Away from Snowden, Catherine Pearce has the inevitable prediction: cyberwar and government response to it. "Details on nation-state cyber capabilities and activities of countries other than the known big players will begin to be revealed. Geopolitics has many fronts, and it’s to your advantage to play in every event. So, it’s fair to assume there are players as yet unknown – whether smaller countries or larger ones that haven’t been exposed yet. In addition to political battles over the internet's fate [that's a separate prediction – that the battle over internet governance will also continue], countries will continue to covertly gain advantage over each other via the internet. We will begin to see more details on the activities of countries other than the USA (and allies), China, Russia or Iran."
And, of course, governments will continue to defend their countries and their economies from the effects of that cyberwar by increasing security regulations. Ron Gula, CEO of Tenable Network Security, explains: "National cyber security will remain high on the agenda next year. Over 2013 and 2014, the UK cabinet office will invest £180 million in cyber security, increasing this amount to £210 million in 2014–2015. The US Department of Homeland Security’s $6 billion procurement of IT security tools, known as Continuous Diagnostic Monitoring, will be watched closely by other countries, causing more governments to invest in similar monitoring strategies.
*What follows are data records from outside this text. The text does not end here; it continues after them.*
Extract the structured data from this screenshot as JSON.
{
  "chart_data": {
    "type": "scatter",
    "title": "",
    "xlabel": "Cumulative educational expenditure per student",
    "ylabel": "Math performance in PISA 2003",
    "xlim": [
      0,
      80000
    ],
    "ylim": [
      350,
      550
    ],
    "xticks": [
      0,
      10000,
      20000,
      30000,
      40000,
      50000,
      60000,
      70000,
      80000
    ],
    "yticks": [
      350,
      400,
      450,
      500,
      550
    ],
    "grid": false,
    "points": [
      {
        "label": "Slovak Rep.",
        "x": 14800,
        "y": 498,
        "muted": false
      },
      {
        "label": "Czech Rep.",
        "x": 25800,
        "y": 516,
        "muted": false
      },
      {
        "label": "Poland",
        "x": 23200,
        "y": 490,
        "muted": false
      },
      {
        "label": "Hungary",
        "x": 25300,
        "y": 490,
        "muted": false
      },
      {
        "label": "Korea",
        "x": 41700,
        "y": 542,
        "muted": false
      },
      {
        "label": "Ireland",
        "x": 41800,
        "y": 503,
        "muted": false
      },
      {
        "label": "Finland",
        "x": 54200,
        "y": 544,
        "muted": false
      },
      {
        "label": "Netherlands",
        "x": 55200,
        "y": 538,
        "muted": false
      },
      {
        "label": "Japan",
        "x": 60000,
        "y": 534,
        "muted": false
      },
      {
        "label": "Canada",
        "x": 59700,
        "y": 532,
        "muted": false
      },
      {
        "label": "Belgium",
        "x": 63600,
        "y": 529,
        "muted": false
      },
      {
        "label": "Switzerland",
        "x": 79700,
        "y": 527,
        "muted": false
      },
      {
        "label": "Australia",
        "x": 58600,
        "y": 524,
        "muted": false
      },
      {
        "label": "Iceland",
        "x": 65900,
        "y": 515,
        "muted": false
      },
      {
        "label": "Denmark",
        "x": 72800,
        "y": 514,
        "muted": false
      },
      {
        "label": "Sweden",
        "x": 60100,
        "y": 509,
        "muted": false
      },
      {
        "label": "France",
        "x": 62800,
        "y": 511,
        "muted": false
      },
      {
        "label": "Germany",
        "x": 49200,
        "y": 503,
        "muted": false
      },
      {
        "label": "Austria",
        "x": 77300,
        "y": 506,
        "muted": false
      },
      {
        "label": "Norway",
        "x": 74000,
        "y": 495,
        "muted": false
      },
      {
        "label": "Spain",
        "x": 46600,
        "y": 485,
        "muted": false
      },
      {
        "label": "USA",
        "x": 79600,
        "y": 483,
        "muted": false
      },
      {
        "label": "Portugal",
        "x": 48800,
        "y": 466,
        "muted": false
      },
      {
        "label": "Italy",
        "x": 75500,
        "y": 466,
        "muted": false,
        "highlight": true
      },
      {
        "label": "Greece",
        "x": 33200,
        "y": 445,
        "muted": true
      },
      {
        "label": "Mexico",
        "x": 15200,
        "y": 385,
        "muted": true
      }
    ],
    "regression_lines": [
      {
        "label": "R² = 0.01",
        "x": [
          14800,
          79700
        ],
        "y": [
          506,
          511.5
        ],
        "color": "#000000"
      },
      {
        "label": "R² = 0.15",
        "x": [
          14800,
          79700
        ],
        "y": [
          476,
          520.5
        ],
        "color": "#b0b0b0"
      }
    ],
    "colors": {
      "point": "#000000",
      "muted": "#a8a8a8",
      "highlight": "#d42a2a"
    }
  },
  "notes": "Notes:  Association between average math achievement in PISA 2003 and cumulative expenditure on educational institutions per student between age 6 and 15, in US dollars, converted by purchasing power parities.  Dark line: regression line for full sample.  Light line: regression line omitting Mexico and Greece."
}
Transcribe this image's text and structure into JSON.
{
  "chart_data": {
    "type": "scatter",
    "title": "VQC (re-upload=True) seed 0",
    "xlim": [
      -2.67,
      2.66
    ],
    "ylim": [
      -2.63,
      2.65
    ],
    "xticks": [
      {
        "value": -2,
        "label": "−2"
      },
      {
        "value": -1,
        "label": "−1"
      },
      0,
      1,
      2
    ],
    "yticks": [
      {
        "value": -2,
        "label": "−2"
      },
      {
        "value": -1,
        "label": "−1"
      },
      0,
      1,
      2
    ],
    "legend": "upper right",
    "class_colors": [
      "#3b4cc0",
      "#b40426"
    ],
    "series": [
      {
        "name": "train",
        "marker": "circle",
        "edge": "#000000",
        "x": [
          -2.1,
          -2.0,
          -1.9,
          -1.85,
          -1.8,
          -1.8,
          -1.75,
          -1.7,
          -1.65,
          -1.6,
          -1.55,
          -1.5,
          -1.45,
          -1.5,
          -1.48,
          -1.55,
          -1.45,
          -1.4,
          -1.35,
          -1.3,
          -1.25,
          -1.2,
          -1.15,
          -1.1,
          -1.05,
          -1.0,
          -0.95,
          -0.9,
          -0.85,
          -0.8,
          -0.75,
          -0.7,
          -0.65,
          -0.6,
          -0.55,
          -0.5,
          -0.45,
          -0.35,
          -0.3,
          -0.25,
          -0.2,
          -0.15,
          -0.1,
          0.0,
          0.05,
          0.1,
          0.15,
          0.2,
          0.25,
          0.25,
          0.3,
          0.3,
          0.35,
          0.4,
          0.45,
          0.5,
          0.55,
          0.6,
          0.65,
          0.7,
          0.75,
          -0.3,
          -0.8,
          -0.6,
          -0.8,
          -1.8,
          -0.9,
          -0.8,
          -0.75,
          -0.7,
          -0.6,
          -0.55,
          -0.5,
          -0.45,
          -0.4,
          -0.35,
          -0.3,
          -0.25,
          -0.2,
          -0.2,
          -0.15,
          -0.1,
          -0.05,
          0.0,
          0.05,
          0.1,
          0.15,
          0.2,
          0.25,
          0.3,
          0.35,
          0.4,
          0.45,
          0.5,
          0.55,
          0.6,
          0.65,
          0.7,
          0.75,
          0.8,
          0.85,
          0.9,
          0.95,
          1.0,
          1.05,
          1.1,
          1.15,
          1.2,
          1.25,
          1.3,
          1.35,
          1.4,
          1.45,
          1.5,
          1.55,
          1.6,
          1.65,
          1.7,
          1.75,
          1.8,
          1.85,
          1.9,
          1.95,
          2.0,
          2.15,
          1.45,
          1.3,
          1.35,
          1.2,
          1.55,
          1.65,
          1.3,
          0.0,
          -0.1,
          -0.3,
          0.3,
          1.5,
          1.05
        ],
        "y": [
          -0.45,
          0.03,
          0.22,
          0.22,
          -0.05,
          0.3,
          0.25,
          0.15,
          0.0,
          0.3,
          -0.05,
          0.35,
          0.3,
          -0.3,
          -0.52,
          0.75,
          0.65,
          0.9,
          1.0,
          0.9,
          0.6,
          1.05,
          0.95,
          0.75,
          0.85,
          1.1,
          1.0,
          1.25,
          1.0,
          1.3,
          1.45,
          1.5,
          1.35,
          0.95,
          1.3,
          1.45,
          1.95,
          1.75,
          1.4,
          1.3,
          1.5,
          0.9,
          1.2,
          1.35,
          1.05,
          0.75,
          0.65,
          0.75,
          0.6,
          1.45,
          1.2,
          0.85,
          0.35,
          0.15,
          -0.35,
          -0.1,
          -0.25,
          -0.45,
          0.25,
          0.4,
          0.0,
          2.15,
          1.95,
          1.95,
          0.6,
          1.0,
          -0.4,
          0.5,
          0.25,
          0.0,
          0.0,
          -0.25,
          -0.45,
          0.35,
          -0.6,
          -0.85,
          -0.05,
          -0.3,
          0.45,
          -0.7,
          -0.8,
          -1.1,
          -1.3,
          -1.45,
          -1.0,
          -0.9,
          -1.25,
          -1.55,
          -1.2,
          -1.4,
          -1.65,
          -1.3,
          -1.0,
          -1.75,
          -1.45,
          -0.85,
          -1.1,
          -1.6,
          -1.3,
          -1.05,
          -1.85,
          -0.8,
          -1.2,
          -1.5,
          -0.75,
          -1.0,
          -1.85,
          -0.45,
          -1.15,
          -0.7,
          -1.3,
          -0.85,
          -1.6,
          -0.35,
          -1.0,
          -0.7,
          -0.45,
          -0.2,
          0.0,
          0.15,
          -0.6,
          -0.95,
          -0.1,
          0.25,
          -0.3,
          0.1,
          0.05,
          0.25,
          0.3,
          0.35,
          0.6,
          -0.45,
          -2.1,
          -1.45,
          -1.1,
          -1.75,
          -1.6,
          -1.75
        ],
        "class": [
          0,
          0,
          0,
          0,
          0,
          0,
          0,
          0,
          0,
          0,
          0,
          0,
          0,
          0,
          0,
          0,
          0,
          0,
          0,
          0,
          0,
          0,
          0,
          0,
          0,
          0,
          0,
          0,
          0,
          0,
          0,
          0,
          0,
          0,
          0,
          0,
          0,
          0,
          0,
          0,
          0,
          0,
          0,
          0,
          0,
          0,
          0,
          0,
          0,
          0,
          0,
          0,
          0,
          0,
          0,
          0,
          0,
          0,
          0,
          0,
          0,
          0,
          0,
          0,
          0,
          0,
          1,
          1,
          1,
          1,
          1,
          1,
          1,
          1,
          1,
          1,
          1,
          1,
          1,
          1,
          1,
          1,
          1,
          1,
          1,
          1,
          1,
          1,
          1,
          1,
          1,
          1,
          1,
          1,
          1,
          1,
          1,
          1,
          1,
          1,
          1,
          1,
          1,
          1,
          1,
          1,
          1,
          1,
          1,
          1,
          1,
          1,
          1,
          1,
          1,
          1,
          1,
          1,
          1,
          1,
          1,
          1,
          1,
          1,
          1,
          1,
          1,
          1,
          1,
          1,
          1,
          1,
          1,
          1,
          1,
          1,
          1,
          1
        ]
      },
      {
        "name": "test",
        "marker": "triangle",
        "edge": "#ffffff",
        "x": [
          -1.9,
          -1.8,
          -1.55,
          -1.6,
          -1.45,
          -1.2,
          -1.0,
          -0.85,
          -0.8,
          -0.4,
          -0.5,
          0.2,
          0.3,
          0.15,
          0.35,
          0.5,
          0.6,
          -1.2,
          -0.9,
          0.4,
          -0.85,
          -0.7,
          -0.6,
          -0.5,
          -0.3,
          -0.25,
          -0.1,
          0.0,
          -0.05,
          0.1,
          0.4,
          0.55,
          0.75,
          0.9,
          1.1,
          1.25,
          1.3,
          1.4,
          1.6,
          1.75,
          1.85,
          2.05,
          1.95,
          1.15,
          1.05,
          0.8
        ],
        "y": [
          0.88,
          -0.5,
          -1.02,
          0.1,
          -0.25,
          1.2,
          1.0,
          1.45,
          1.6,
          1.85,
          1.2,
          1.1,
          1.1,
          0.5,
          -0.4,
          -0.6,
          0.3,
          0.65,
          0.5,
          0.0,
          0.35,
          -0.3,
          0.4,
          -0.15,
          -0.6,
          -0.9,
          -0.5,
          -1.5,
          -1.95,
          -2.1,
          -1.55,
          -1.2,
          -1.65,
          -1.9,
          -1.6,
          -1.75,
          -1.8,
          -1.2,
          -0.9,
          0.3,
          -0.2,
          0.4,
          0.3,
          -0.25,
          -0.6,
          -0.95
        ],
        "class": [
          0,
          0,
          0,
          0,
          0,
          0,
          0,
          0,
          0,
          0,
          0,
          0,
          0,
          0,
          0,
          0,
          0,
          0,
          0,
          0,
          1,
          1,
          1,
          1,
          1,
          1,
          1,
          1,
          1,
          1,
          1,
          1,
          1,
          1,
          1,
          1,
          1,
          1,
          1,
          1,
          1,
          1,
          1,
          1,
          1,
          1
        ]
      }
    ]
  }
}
Furthermore, while 2013 saw the height of investment in threat solutions, 2014 will see this start to swing back to a more balanced spend between threat and compliance software, with the development of new sets of real-time and scalable technology."
But it will not be a smooth passage. "Expect continued movement towards more controls implemented in regulations/compliance in general. Security best practices such as SANS Critical Security Controls will gain traction as they begin to deliver tangible cost savings and meaningful improvements in security posture/visibility. Government contractors, consultants and third parties will become the major sources of IT Security infiltration in the government. While DHS CDM (Continuous Detection and Mitigation) project implementation starts, most agencies will not implement it in time to prevent uber attacks and data loss," warns Vijay Basani, co-founder, president and CEO at EiQ Networks.
The overall view for 2014 is one of increasingly severe and intrusive government regulations, with increasingly severe sanctions. Encryption is emerging as the best solution, both to provide compliance with those government regulations, and to deter the intrusions of both friendly and unfriendly governments. But here's one final thought, if not for 2014 in the UK, then certainly for 2015 (and for other years in other countries). It's all about elections. The year 2015 "will arguably be the first election swayed, not by that morning’s headline, but by that day’s Twitter and Facebook. This makes it highly vulnerable to coercion. Much blood, sweat and tears will be shed over this," suggests Damballa's Culley. Whether it will lead to new regulations on social networks is perhaps something for next year's predictions.